As a player, my intentions are clear. When I press the slide button, I want to slide. There is no good reason for the game not to recognize this fact and act accordingly. From a programming perspective, it would only take, at most, a few lines of code. This leads me to the conclusion that the developer didn’t consider player intention when programming the controls. By not doing so, the developers held this game back from being great.

Super Mario Land 3: Super Mario Grows Up

I am a huge fan of the Super Mario Bros. series of games. I have played every game in the series, most of them fairly thoroughly. The one game in the series that I missed was Super Mario Land for the Game Boy.

I recently obtained copies of all three Super Mario Land games from the Nintendo eShop and have been playing through them. I had played the latter two before but hadn’t really thought too much about the design of the games. After playing through all three games recently, I noticed how the Super Mario series has progressed over the years.

In the original Super Mario Bros. you simply wanted to get to the end of the game and defeat Bowser. How you get to the end was up to you, but you had no other explicit goals. Super Mario Land pretty much replicates this design without deviation.

Super Mario Land 2 introduces secondary goals which are conveniently tallied up for you on the file select screen, much like Super Mario World. In Super Mario Land 2, secondary goals consist of finding secret exits in the levels that open up paths to additional levels. Many of the secondary goals are not revealed explicitly in the game Unlike Super Mario World, there is no way to know where to look for many of the secondary goals or whether you have finished all of them.

Super Mario Land 3 takes secondary goals into their current state. Firstly, they’ve added a treasure collecting aspect to the game. You can clearly see all the treasures you have each time you complete a level. Secondly, levels with secret exits are clearly marked on the map screen, much like Super Mario World. Thirdly, the game tells you to “PLEASE RETRY” when you beat the game if you haven’t completed all of the secondary goals. And lastly, after beating the game, the levels that contain treasures that you haven’t gotten yet are now marked so you know exactly where you need to be looking to complete the rest of the goals.

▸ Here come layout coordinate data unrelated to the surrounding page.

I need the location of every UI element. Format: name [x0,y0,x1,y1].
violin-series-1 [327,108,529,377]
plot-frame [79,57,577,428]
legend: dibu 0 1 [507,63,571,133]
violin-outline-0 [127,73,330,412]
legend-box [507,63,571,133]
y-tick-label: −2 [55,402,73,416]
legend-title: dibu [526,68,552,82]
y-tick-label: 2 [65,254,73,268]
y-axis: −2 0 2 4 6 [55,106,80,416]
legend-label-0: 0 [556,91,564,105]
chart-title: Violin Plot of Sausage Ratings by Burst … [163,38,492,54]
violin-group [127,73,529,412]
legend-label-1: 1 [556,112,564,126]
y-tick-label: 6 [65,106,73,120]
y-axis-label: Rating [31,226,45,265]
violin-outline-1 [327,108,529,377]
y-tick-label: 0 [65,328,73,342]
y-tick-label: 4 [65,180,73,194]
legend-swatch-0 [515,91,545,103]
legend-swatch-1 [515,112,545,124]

What separates this game from previous games in the series is that you are basically told that you aren’t done yet if you haven’t completed all of the secondary goals. Newer games in the series further integrate secondary goals into the game, giving the player the impression that they aren’t done until all of the goals are completed. For instance, Super Mario World 2, the next game in the series, gives the player a score for each level (up to 100). The secondary goals are the same for each level, find a certain number of certain types of items. As a gamer, seeing less than 100 compels me to go back in and try to get everything.

All of the newer Super Mario games have these integrated secondary goals that keep you playing until you have done everything there is to do. This is what Super Mario is these days. To me, Super Mario Land 3 represents the moment when the Super Mario series went from being an adolescent to being a young adult.